Question

In compound of the type $EC{l_3}$ , where $E = B,P,As,Bi$ the angles $Cl - E - Cl$ for different $E$ are in the order:
A. $B > P = As = Bi$
B. $B > P > As > Bi$
C. $B < P < As = Bi$
D. $B < P < As < Bi$

Answer 1

The two most important keys for a compound for the determination of bond angle are: In order to determine the bond angles between them firstly we must know the geometry of the compound or the structure of the compound and secondary the hybridization of the compound.

Complete answer:
In the case of $BC{l_3}$ ,
It is $s{p^2}$ hybridized compound and its geometry is trigonal planar.

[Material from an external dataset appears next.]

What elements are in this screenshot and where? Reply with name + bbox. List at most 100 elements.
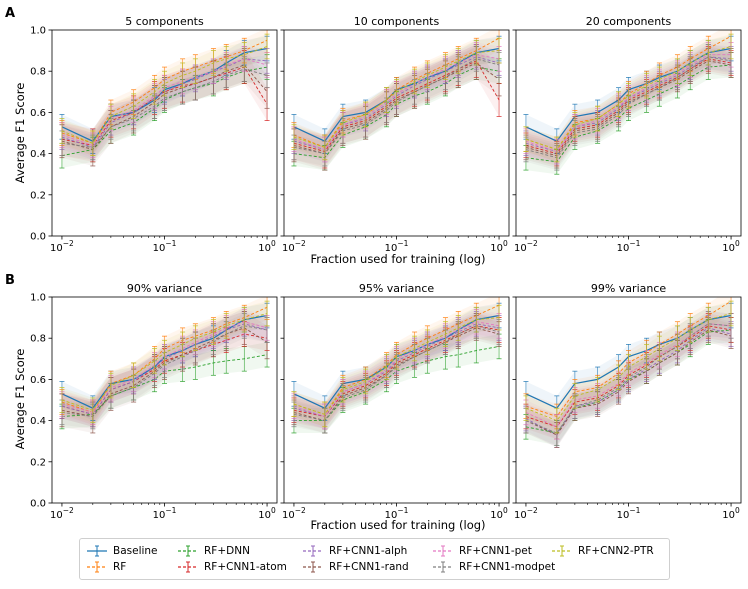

It has a bond angle that is the angle between $Cl - B - Cl$ is ${120^0}$ .
In case of $PC{l_3}$ ,
It is $s{p^3}$ hybridized compound and its geometry is pyramidal. It has a bond angle that is the angle between $Cl - P - Cl$ is ${109^0}$ approximately.
In case of $AsC{l_3}$ ,
It is also $s{p^3}$ hybridized compound and its geometry is pyramidal. It has a bond angle that is the angle between $Cl - As - Cl$ is $> {109^0}$ . Its bond angle is less than that of phosphorus because on going down the group bond angle decreases.
In case of $BiC{l_3}$ ,
It is also $s{p^3}$ hybridized compound and its geometry is pyramidal. It has a bond angle that is the angle between $Cl - Bi - Cl$ is $> > {109^0}$ . Its bond angle is less than that of astatine because on going down the group bond angle decreases.
So the correct order of bond angle is: $BC{l_3} > PC{l_3} > AsC{l_3} > BiC{l_3}$

So, option B is correct.

Note:
For the determination of bond angle VSEPR theory is used. It is also called the Gillespie-Nyholm theory after its two main developers, Ronald Gillespie and Ronald Nyholm.VSEPR theory refers to the valence shell electron pair repulsion theory. This theory gives some consideration which determines the bond angle. Number of lone pairs, hybridization and electronegativity of the central atom is responsible for the bond angle of a compound.